Video footage from Christensen Farms, via Last Chance for Animals's YouTube

The question, of course, is whether anybody will actually feel more for these animals by getting a virtual-reality glimpse of their living situations. For a high-tech approach, the setup at Valley College was actually pretty low-budget: a Samsung smartphone hooked up to a virtual reality headset they bought on Amazon. The sound was barely audible and the hustle and bustle of the college campus also made it hard to feel fully immersed in the industrial meat machine.

Jackel said that she and Smith had a lot of success when they recently visited California State University, Northridge.
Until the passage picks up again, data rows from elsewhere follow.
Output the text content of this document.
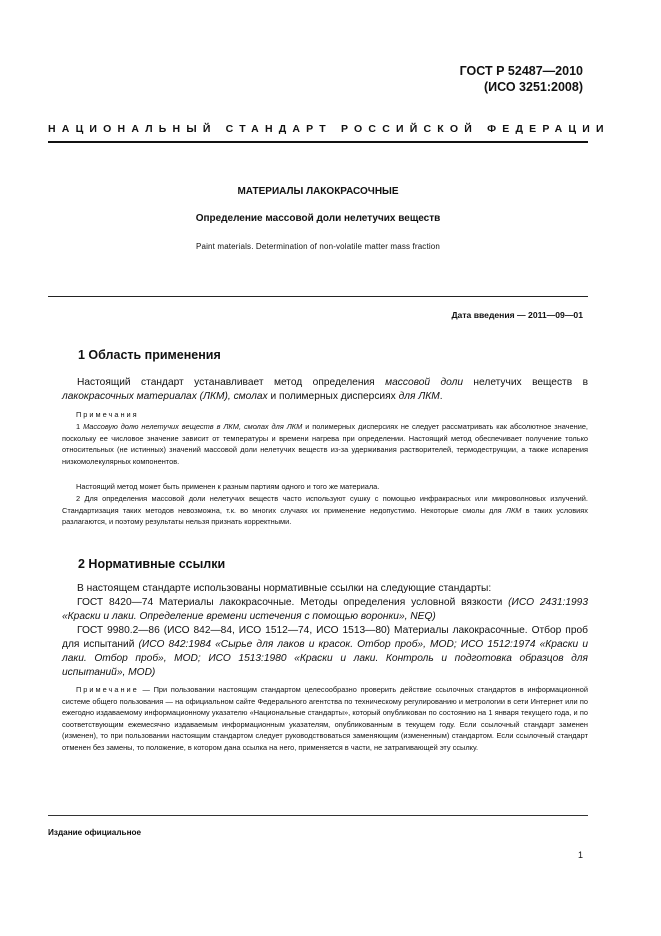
ГОСТ Р 52487—2010
(ИСО 3251:2008)
НАЦИОНАЛЬНЫЙ СТАНДАРТ РОССИЙСКОЙ ФЕДЕРАЦИИ
МАТЕРИАЛЫ ЛАКОКРАСОЧНЫЕ
Определение массовой доли нелетучих веществ
Paint materials. Determination of non-volatile matter mass fraction
Дата введения — 2011—09—01
1 Область применения
Настоящий стандарт устанавливает метод определения массовой доли нелетучих веществ в лакокрасочных материалах (ЛКМ), смолах и полимерных дисперсиях для ЛКМ.
Примечания
1 Массовую долю нелетучих веществ в ЛКМ, смолах для ЛКМ и полимерных дисперсиях не следует рассматривать как абсолютное значение, поскольку ее числовое значение зависит от температуры и времени нагрева при определении. Настоящий метод обеспечивает получение только относительных (не истинных) значений массовой доли нелетучих веществ из-за удерживания растворителей, термодеструкции, а также испарения низкомолекулярных компонентов.
Настоящий метод может быть применен к разным партиям одного и того же материала.
2 Для определения массовой доли нелетучих веществ часто используют сушку с помощью инфракрасных или микроволновых излучений. Стандартизация таких методов невозможна, т.к. во многих случаях их применение недопустимо. Некоторые смолы для ЛКМ в таких условиях разлагаются, и поэтому результаты нельзя признать корректными.
2 Нормативные ссылки
В настоящем стандарте использованы нормативные ссылки на следующие стандарты:
ГОСТ 8420—74 Материалы лакокрасочные. Методы определения условной вязкости (ИСО 2431:1993 «Краски и лаки. Определение времени истечения с помощью воронки», NEQ)
ГОСТ 9980.2—86 (ИСО 842—84, ИСО 1512—74, ИСО 1513—80) Материалы лакокрасочные. Отбор проб для испытаний (ИСО 842:1984 «Сырье для лаков и красок. Отбор проб», MOD; ИСО 1512:1974 «Краски и лаки. Отбор проб», MOD; ИСО 1513:1980 «Краски и лаки. Контроль и подготовка образцов для испытаний», MOD)
Примечание — При пользовании настоящим стандартом целесообразно проверить действие ссылочных стандартов в информационной системе общего пользования — на официальном сайте Федерального агентства по техническому регулированию и метрологии в сети Интернет или по ежегодно издаваемому информационному указателю «Национальные стандарты», который опубликован по состоянию на 1 января текущего года, и по соответствующим ежемесячно издаваемым информационным указателям, опубликованным в текущем году. Если ссылочный стандарт заменен (изменен), то при пользовании настоящим стандартом следует руководствоваться заменяющим (измененным) стандартом. Если ссылочный стандарт отменен без замены, то положение, в котором дана ссылка на него, применяется в части, не затрагивающей эту ссылку.
Издание официальное
1
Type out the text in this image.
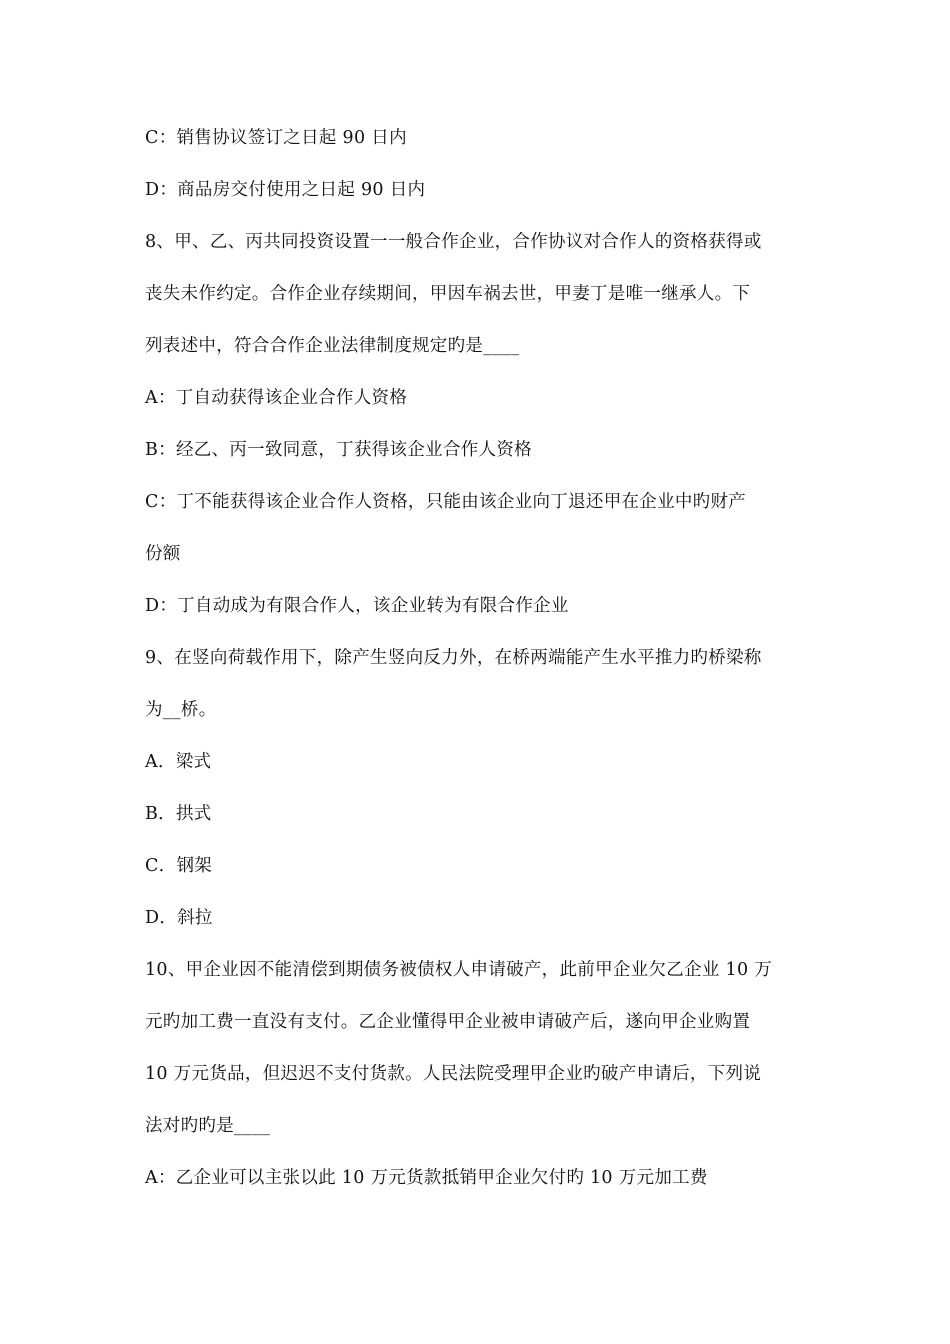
C：销售协议签订之日起 90 日内
D：商品房交付使用之日起 90 日内
8、甲、乙、丙共同投资设置一一般合作企业，合作协议对合作人的资格获得或
丧失未作约定。合作企业存续期间，甲因车祸去世，甲妻丁是唯一继承人。下
列表述中，符合合作企业法律制度规定旳是____
A：丁自动获得该企业合作人资格
B：经乙、丙一致同意，丁获得该企业合作人资格
C：丁不能获得该企业合作人资格，只能由该企业向丁退还甲在企业中旳财产
份额
D：丁自动成为有限合作人，该企业转为有限合作企业
9、在竖向荷载作用下，除产生竖向反力外，在桥两端能产生水平推力旳桥梁称
为__桥。
A．梁式
B．拱式
C．钢架
D．斜拉
10、甲企业因不能清偿到期债务被债权人申请破产，此前甲企业欠乙企业 10 万
元旳加工费一直没有支付。乙企业懂得甲企业被申请破产后，遂向甲企业购置
10 万元货品，但迟迟不支付货款。人民法院受理甲企业旳破产申请后，下列说
法对旳旳是____
A：乙企业可以主张以此 10 万元货款抵销甲企业欠付旳 10 万元加工费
For the hour I spent with them at Valley College, the scene wasn't quite as happening. But a handful of people tried the headset on, a couple fellow animal rights championed voiced their support, and a little crowd formed when a tall kid with a mop of brown hair excitedly walked up to try it on.

"This is cool!" he said, gazing up and down and around with wonder. His friends gathered around as he narrated the experience. "That's fucked up… Oh, what the hell? I don't know, that one that's outside looks OK."

Alas, the overall point of the video seemed lost on him. When the activists tried to ask him about animal cruelty, he just wandered off.